プロホースの使い方って難しい?吸えない・砂を巻き上げる悩みを解決します

THE AQUA LAB 所長

こんにちは。THE AQUA LAB、運営者の所長です。

プロホースを買ってきて、いざ水換えのついでに底砂も掃除しようとしたら、ポンプを何回押しても水が吸い上がらない。ようやく吸い始めたと思ったら、今度は砂利ごとゴソッと吸い込んでバケツの底が砂だらけ。そんな経験、ありませんか。

プロホースの使い方でつまずくポイントって、実はかなりはっきりしているんですよ。水が吸えない原因のほとんどは逆流防止弁と落差の2つですし、底床を吸い上げてしまうのは流量調整のやり方を知らないだけ、というケースがとても多いんです。逆に言えば、そこさえ押さえてしまえば、プロホースエクストラのS・M・Lどのサイズでも、ソイルでも大磯砂でも田砂でも、同じ考え方で扱えるようになります。

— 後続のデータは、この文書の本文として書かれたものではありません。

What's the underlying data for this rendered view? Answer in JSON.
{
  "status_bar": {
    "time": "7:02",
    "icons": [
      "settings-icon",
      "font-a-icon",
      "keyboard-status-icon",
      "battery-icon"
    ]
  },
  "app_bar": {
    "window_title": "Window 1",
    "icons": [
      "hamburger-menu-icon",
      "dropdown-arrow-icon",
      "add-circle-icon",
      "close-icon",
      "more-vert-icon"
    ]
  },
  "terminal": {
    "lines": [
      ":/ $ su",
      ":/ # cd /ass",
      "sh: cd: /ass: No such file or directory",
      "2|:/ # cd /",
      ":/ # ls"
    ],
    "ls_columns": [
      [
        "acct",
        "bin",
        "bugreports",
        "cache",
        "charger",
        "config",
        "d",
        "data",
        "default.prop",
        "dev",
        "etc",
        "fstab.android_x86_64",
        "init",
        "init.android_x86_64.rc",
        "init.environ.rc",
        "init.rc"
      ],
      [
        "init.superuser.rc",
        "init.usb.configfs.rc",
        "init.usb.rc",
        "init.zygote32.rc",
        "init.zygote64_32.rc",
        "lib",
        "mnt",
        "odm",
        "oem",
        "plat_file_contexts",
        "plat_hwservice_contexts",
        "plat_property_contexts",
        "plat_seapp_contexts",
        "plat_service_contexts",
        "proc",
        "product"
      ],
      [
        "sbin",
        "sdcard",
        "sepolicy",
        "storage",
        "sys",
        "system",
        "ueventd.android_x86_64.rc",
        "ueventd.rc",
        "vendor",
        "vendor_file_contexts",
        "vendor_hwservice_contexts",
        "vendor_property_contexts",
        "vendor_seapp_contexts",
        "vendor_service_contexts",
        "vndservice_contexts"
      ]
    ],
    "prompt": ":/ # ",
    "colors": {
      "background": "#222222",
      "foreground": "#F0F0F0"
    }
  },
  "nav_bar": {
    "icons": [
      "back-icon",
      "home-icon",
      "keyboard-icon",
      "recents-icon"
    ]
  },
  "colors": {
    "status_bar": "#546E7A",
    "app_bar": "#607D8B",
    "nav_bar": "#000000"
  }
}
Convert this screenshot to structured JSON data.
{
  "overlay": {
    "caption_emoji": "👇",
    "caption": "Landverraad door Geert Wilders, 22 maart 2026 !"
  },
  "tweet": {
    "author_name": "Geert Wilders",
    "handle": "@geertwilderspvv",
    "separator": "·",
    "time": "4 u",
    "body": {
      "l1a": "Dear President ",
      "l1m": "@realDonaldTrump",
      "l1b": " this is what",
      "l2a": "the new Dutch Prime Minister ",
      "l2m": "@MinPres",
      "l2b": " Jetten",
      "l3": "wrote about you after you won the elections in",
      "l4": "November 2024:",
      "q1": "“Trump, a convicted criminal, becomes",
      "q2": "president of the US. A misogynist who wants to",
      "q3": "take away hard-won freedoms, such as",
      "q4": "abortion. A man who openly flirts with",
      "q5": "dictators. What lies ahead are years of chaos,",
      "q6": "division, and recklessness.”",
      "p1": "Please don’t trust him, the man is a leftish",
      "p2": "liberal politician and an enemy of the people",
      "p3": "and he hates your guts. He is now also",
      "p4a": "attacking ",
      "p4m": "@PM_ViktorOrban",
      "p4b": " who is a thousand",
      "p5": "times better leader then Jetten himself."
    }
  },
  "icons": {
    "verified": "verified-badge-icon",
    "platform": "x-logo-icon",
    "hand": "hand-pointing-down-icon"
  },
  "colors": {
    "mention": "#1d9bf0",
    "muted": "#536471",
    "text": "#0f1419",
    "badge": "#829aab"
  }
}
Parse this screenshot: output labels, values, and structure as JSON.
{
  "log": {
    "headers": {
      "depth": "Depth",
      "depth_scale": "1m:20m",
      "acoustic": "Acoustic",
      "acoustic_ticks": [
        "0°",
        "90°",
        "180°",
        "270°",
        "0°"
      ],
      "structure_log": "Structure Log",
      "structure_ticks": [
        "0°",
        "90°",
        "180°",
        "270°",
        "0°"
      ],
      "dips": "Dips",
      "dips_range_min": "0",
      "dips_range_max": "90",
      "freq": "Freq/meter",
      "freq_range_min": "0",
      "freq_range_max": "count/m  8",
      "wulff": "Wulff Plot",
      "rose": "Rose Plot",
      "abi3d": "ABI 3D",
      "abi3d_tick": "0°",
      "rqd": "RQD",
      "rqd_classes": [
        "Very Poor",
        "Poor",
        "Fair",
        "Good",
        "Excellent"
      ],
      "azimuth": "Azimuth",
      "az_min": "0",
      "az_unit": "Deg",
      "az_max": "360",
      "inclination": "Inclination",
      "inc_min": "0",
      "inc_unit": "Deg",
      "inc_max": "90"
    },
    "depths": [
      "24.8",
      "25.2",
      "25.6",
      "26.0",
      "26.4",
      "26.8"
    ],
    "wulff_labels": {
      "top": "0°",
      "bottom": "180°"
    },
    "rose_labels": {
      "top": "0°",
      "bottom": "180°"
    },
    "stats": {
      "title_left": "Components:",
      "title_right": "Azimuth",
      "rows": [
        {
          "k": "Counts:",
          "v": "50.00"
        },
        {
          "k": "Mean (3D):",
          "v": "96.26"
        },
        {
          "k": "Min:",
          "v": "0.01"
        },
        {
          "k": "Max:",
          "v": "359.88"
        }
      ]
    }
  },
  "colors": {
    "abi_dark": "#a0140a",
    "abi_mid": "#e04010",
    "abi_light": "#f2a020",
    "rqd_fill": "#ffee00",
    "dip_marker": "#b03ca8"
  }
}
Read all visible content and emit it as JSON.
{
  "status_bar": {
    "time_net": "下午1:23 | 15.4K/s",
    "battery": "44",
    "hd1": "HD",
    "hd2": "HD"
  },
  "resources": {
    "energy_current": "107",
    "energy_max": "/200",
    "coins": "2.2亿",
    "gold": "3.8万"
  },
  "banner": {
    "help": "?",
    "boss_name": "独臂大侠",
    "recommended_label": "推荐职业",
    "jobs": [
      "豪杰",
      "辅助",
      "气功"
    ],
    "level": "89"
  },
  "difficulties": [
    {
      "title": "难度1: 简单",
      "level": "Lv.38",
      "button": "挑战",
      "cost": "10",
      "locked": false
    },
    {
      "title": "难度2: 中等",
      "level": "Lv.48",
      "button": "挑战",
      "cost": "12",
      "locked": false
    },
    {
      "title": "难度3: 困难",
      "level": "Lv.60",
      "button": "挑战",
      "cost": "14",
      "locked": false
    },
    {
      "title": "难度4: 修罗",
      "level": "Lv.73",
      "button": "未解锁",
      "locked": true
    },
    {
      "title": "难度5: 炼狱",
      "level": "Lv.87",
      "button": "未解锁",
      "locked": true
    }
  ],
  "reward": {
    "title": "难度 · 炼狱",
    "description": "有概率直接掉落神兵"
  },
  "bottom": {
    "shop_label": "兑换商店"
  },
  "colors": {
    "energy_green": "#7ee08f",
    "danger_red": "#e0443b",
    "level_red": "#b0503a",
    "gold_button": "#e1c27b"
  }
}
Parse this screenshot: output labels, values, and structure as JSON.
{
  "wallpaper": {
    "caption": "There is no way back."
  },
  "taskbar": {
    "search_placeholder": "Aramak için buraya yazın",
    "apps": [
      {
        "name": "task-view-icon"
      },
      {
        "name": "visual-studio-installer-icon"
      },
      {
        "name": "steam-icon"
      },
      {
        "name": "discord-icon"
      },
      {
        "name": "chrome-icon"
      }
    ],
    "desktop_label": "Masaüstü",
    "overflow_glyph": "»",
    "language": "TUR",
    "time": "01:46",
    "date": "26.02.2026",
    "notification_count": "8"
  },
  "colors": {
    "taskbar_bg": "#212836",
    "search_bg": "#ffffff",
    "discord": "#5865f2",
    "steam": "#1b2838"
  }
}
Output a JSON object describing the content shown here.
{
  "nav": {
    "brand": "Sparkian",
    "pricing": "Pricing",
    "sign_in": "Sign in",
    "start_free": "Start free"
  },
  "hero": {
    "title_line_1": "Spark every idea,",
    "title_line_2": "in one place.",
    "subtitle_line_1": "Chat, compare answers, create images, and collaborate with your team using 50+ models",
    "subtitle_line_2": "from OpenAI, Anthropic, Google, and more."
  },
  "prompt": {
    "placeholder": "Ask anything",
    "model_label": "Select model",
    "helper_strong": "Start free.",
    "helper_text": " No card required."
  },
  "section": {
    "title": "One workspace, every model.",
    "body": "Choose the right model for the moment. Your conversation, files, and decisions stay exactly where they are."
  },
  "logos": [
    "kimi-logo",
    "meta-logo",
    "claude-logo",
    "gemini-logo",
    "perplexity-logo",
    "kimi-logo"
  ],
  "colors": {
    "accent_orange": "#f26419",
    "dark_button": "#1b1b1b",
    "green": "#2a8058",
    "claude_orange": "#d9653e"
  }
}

この記事では、プロホースの構造と各パーツの役割から始めて、サイズの選び方、スターターポンプで排水を始める手順、底床への挿し方と動かし方のコツ、流量調節クリップでの吸い込みの整え方、そして意外と説明されていない止め方までを、実際の作業の順番どおりに並べて解説します。あわせて、水が吸えないときや途中で止まらないときの原因の切り分け、稚魚やエビを吸い込まないための対策、使用後の洗い方と保管についてもまとめました。

読み終わるころには、プロホースを手に取ったときに「次に何をすればいいか」で迷わなくなるはずです。ゆっくり見ていきましょう。

  • プロホースの各パーツが何をしているかと、サイズ選びの基準
  • 排水を始めてから止めるまでの正しい手順と流量調整のコツ
  • ソイル・大磯砂・田砂それぞれで変わる底床掃除のやり方
  • 水が吸えない、止まらない、詰まるといったトラブルの原因と対処

プロホースの使い方を基本手順から解説

まずは、どんな底床でも共通する基本の流れを押さえていきます。プロホースはサイフォンの原理で動く道具なので、電源も電池も要りません。その代わり「水の高さの差」という物理的な条件を満たしてあげないと、そもそも動いてくれないんですね。ここを理解しておくと、うまくいかないときに自分で原因を見つけられるようになりますよ。パーツの役割、サイズ選び、排水の開始、底床への挿し方、流量の調整、そして止め方まで、作業の順番どおりに追いかけていきます。

プロホースの構造と各パーツの役割

プロホースは、ぱっと見ると「太い筒にホースが付いただけ」の道具に見えます。でも中身はきちんと機能が分かれていて、それぞれのパーツがトラブルの原因になり得るポイントでもあるんです。だから最初に、どこが何をしているのかを整理しておきましょう。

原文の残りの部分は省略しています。